Ispán of Szabolcs
- Reign: 1300
- Born: c. 1250
- Died: after 1307
- Noble family: gens Baksa
- Spouse: Elizabeth N
- Issue: John I Sós Peter I Sós
- Father: Simon I

= George Baksa =

George from the kindred Baksa (Baksa nembeli György; died after 1307) was a Hungarian lord and a distinguished military leader in the second half of the 13th century. He was a key supporter of Ladislaus IV of Hungary and participated in various military campaigns during his reign. He successfully fought against the Mongols in Hungary and Poland.
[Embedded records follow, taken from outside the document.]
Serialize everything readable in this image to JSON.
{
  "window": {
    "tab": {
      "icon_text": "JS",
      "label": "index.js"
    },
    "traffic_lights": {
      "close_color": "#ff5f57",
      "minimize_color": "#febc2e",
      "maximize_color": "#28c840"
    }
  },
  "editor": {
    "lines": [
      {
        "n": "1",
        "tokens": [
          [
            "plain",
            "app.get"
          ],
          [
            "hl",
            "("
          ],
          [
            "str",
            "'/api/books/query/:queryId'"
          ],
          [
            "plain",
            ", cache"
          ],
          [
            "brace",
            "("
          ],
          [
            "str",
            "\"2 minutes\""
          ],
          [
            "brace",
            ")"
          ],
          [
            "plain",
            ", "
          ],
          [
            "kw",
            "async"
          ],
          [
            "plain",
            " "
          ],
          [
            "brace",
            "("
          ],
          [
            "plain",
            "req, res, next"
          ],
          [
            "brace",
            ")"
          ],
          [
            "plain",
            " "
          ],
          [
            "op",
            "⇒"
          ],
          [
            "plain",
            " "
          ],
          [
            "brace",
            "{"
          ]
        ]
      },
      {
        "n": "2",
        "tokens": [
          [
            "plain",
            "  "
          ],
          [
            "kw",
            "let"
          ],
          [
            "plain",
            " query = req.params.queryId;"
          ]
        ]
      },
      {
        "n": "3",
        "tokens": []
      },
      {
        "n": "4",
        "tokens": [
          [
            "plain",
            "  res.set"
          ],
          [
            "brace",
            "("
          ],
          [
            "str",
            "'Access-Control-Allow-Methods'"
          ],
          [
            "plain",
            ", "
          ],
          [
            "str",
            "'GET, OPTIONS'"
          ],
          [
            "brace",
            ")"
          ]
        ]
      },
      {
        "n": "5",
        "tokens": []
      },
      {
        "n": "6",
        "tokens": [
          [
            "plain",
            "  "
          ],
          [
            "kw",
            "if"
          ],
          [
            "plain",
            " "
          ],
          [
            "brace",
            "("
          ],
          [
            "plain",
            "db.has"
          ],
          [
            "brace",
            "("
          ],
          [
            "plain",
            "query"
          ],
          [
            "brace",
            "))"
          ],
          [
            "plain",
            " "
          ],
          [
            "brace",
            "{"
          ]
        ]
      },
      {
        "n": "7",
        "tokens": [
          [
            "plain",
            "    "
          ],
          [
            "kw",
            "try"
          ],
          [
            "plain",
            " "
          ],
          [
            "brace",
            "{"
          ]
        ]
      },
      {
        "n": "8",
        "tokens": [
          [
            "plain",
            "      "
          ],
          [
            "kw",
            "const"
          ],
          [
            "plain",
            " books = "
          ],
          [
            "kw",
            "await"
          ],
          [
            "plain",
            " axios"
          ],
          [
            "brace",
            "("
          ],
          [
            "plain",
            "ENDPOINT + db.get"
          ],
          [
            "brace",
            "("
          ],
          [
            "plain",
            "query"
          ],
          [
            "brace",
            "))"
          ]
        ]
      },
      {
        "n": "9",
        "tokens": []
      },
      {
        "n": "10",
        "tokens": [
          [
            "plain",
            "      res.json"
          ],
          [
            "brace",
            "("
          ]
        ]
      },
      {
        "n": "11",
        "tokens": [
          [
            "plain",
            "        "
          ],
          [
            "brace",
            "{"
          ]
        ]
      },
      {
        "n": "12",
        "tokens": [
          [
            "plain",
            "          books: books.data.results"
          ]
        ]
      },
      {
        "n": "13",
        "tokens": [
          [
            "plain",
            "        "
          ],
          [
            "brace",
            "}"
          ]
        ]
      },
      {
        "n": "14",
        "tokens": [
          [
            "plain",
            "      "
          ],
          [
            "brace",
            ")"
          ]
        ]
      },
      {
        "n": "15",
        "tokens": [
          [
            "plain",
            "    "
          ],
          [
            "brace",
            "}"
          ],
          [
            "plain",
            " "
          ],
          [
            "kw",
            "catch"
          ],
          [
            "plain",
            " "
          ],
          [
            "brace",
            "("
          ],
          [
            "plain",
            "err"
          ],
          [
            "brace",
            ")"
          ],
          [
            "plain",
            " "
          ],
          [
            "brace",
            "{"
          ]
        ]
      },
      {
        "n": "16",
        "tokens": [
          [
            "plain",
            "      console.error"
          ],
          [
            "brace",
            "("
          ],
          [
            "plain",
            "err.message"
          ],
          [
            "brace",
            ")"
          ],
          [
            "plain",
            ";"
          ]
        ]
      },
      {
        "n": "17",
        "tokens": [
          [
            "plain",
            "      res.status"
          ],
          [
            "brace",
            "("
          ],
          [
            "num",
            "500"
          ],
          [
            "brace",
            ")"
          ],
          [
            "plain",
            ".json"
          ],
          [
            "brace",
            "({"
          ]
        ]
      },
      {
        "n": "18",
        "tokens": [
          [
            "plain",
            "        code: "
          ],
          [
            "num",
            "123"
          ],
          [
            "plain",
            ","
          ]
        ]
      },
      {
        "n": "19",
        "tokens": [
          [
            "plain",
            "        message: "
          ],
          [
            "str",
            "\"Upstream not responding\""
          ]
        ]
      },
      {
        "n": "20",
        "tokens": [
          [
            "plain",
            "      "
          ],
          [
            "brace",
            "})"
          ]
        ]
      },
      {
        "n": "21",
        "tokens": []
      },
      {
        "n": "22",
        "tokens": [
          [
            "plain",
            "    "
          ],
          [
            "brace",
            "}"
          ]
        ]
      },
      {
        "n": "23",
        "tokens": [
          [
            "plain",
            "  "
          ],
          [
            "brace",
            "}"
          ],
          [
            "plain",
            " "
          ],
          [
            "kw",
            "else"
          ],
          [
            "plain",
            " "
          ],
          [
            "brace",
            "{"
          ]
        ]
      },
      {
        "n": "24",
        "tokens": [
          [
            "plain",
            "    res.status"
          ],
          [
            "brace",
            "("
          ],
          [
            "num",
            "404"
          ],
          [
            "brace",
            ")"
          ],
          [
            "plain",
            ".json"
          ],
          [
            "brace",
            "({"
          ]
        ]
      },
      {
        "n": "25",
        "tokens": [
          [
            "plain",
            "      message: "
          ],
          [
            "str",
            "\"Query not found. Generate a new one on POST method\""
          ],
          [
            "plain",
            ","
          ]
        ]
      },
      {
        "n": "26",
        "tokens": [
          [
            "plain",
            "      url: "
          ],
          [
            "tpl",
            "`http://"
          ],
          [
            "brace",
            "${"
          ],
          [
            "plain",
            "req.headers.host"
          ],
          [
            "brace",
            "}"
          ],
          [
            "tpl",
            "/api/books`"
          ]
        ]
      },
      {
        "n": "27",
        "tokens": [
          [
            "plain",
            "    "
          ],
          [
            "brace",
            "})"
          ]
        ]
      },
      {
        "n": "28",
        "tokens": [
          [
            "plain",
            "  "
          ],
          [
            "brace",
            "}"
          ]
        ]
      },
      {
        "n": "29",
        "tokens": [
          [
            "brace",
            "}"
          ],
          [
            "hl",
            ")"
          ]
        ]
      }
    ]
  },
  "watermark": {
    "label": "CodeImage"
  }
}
After granting large-scale domains in Upper Hungary, he was also known as George of Sóvár or George the Salty (Sóvári "Sós" György, Jerzy z Sovaru) and became eponymous progenitor of the Sós (or Soós) de Sóvár noble family.

==Biography==
===Early life===
George was born around 1250 into the widely extended gens (clan) Baksa, as one of the younger sons of Simon I, the ispán of the royal forest of Patak in 1262. He had five brothers, Baksa, Thomas III, Simon II, Denis and Derek, the ancestors of the Szerdahelyi, Sztritei, Csapi, Bocskai and Szécsi de Gálszécs noble families, respectively. He also had a sister, who married his familiaris, Thomas Sebesi. The Baksa clan, which had originated from the valley between the rivers Bodrog and Tisza, possessed villages and landholdings in Northeast Hungary, mainly Zemplén County. George married a noblewoman, a certain Elizabeth from an unidentified family. Their marriage produced two children, John I and Peter I, who adopted their surname and prefix after their father's nickname and stronghold. The later members of the Sós (or Soós) family, which still exists, descended from Peter.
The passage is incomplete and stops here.